Our future and our concept of God – Excerpt from Chapter 16 – (page 127)
We are left with the “leave it to evolution” strategy. Since life began on Earth, survival of the fittest has been a contest decided by the effective use of each species’ strengths. A strength might be an aggressive asset such as speed, size, or strength, or it might be a defensive asset such as the tortoise’s shell or the chameleon’s camouflage. Humanity’s greatest strength is its intelligence. Any solution to today’s problems must come from that source.
We have come to the crux of the matter. Tigers, lions, ants, bees, and all the other life-forms on Earth must leave it to evolution—they have no capacity to make a choice. They have no capacity to even know that there is a choice. We, humanity, the end-product of a sequence of events that began 13.7 billion years ago, are different—we are gifted with intelligence. We have been given the most wonderful, but at the same time the most burdensome, decision to make—and our future, and perhaps the future of all life on Earth, awaits our decision. We must face this as a responsibility—and move forward to our destiny in the universe.
God awaits our decision—and we come back to the question, “What is our concept of God?” Is God the god of the tribes, manifesting in myriad forms, each tailored to a particular segment of humanity? Is God the pessimist that expects only human frailty? Is God the fundamentalist, the traditionalist, who wants humanity to just replay its lifestyle, morals, and norms of a thousand years ago? Is God merely the watchdog and judge of individuals, attaching “go to heaven” and “go to hell” stickers to us as we live out our lives? Is God and His works cast in stone in man’s holy books, doomed forever to be seen only though the expert interpretations of priests, rabbis, and imams? Or is our concept of God to be a new unifying concept that is consistent with modern man’s reason and knowledge?
There can only be one answer—just as there is only one God, a God who sees all of humanity as His children, His hope for the future. A God that exists on rational grounds and does not depend on scriptures, visions, and miracles that favor a chosen few. A God who will tear down the divisions between us and prepare us, united, for a noble future.
Future Man – Excerpt from Chapter 17 – page 137
Having considered the foundation for a new concept of God, we need to do the same for future man.
Some readers may already have realized what that concept is. The concept flutters through the previous two chapters like a butterfly that we see out of the corner of our eye. We think it is there, but we are not certain.
A butterfly metaphor is apt for our new concept of man. Think of our beginnings. The 13.7 billion years from the time God created the universe produced a caterpillar that we can all hope bears little resemblance to future man.
In the butterfly metaphor, we have just emerged from our cocoons. Our wings are our fledgling intelligence. We are aware of God, and we dare to think that there is purpose to our existence. Our past is ugly, and the present is insane, but the future is, or could be, unsurpassingly beautiful. Now we must use our wings to bring the future to us.

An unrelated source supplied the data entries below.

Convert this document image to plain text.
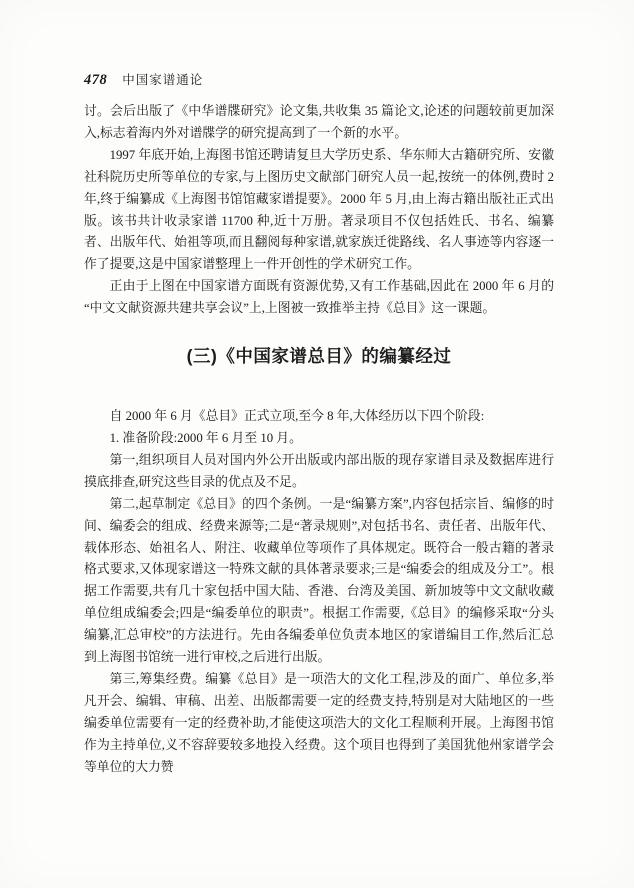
478 中国家谱通论

讨。会后出版了《中华谱牒研究》论文集,共收集 35 篇论文,论述的问题较前更加深入,标志着海内外对谱牒学的研究提高到了一个新的水平。

1997 年底开始,上海图书馆还聘请复旦大学历史系、华东师大古籍研究所、安徽社科院历史所等单位的专家,与上图历史文献部门研究人员一起,按统一的体例,费时 2 年,终于编纂成《上海图书馆馆藏家谱提要》。2000 年 5 月,由上海古籍出版社正式出版。该书共计收录家谱 11700 种,近十万册。著录项目不仅包括姓氏、书名、编纂者、出版年代、始祖等项,而且翻阅每种家谱,就家族迁徙路线、名人事迹等内容逐一作了提要,这是中国家谱整理上一件开创性的学术研究工作。

正由于上图在中国家谱方面既有资源优势,又有工作基础,因此在 2000 年 6 月的“中文文献资源共建共享会议”上,上图被一致推举主持《总目》这一课题。

(三)《中国家谱总目》的编纂经过

自 2000 年 6 月《总目》正式立项,至今 8 年,大体经历以下四个阶段:

1. 准备阶段:2000 年 6 月至 10 月。

第一,组织项目人员对国内外公开出版或内部出版的现存家谱目录及数据库进行摸底排查,研究这些目录的优点及不足。

第二,起草制定《总目》的四个条例。一是“编纂方案”,内容包括宗旨、编修的时间、编委会的组成、经费来源等;二是“著录规则”,对包括书名、责任者、出版年代、载体形态、始祖名人、附注、收藏单位等项作了具体规定。既符合一般古籍的著录格式要求,又体现家谱这一特殊文献的具体著录要求;三是“编委会的组成及分工”。根据工作需要,共有几十家包括中国大陆、香港、台湾及美国、新加坡等中文文献收藏单位组成编委会;四是“编委单位的职责”。根据工作需要,《总目》的编修采取“分头编纂,汇总审校”的方法进行。先由各编委单位负责本地区的家谱编目工作,然后汇总到上海图书馆统一进行审校,之后进行出版。

第三,筹集经费。编纂《总目》是一项浩大的文化工程,涉及的面广、单位多,举凡开会、编辑、审稿、出差、出版都需要一定的经费支持,特别是对大陆地区的一些编委单位需要有一定的经费补助,才能使这项浩大的文化工程顺利开展。上海图书馆作为主持单位,义不容辞要较多地投入经费。这个项目也得到了美国犹他州家谱学会等单位的大力赞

Unified by a new concept of God and a commitment to fulfilling His purpose, man can have a truly noble future. If we do not self-destruct or fall prey to an extinction event, we could have billions of years of evolution ahead of us. Considering how far modern man has come in the scant 50,000 years of his existence, that is an eternity. The sky (or should I say, the universe) is the limit! We could become superhuman, our intelligence might grow to the point that we actually come up with all the answers—we could even achieve the ability to set the stage for the next instance of a life-friendly universe. Now that is purpose for man!

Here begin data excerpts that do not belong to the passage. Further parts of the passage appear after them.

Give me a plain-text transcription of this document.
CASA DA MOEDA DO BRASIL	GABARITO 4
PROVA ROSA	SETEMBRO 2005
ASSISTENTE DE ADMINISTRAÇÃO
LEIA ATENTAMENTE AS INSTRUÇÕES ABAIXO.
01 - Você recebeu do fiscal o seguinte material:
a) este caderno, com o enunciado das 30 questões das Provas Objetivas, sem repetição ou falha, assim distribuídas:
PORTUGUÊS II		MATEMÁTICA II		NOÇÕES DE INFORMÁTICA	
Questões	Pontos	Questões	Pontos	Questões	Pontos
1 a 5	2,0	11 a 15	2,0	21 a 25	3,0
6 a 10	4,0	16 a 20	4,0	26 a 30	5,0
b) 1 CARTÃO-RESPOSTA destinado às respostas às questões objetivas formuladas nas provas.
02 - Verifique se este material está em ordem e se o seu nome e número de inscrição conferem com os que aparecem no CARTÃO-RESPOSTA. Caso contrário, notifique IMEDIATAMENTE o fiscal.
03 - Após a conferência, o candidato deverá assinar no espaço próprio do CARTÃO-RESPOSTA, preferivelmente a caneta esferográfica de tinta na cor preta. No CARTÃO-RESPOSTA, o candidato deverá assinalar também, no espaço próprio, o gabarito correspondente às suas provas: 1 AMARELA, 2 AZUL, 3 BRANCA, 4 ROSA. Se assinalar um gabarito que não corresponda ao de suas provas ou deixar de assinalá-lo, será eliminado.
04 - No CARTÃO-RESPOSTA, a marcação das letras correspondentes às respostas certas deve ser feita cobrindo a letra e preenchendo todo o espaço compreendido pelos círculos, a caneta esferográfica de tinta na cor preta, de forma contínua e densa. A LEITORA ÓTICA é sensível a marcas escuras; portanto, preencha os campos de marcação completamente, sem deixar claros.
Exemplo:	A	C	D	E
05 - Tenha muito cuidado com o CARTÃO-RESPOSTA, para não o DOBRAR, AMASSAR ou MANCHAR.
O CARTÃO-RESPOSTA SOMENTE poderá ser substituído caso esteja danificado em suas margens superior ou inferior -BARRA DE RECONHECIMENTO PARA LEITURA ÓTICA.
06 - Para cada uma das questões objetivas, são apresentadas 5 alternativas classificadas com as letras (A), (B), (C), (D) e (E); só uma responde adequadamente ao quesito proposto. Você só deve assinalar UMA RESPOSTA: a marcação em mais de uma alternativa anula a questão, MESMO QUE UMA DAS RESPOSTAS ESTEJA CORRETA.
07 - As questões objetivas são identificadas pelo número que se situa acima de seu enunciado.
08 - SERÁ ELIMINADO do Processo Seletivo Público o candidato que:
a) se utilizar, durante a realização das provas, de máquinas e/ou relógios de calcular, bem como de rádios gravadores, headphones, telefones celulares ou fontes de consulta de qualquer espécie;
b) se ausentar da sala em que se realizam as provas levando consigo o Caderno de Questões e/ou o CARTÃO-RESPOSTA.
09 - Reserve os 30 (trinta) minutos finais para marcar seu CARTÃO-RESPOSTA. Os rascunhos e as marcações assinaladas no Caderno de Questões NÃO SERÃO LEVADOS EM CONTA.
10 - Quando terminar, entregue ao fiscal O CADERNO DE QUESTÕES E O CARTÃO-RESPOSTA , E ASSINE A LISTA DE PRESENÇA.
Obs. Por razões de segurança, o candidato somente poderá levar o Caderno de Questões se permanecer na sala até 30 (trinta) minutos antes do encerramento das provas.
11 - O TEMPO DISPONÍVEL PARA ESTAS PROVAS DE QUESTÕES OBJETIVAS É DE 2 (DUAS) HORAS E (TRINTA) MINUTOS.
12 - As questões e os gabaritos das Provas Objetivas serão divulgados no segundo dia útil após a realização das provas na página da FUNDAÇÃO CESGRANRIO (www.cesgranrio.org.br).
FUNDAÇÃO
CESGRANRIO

It took 13.7 billion years from the big bang to evolve Homo sapiens. But since man’s intelligence passed the critical mass mark about 50,000 years ago with the invention of language, man’s intellectual capacity has skyrocketed. If William Shakespeare, who died 500 years ago, were alive today, he would be astonished to see gigantic powered ships, railways, airplanes, electricity, radio, movies, television, computers, space flight, and so forth. The next 500 years will probably bring even more dramatic changes. We could even have “future man.”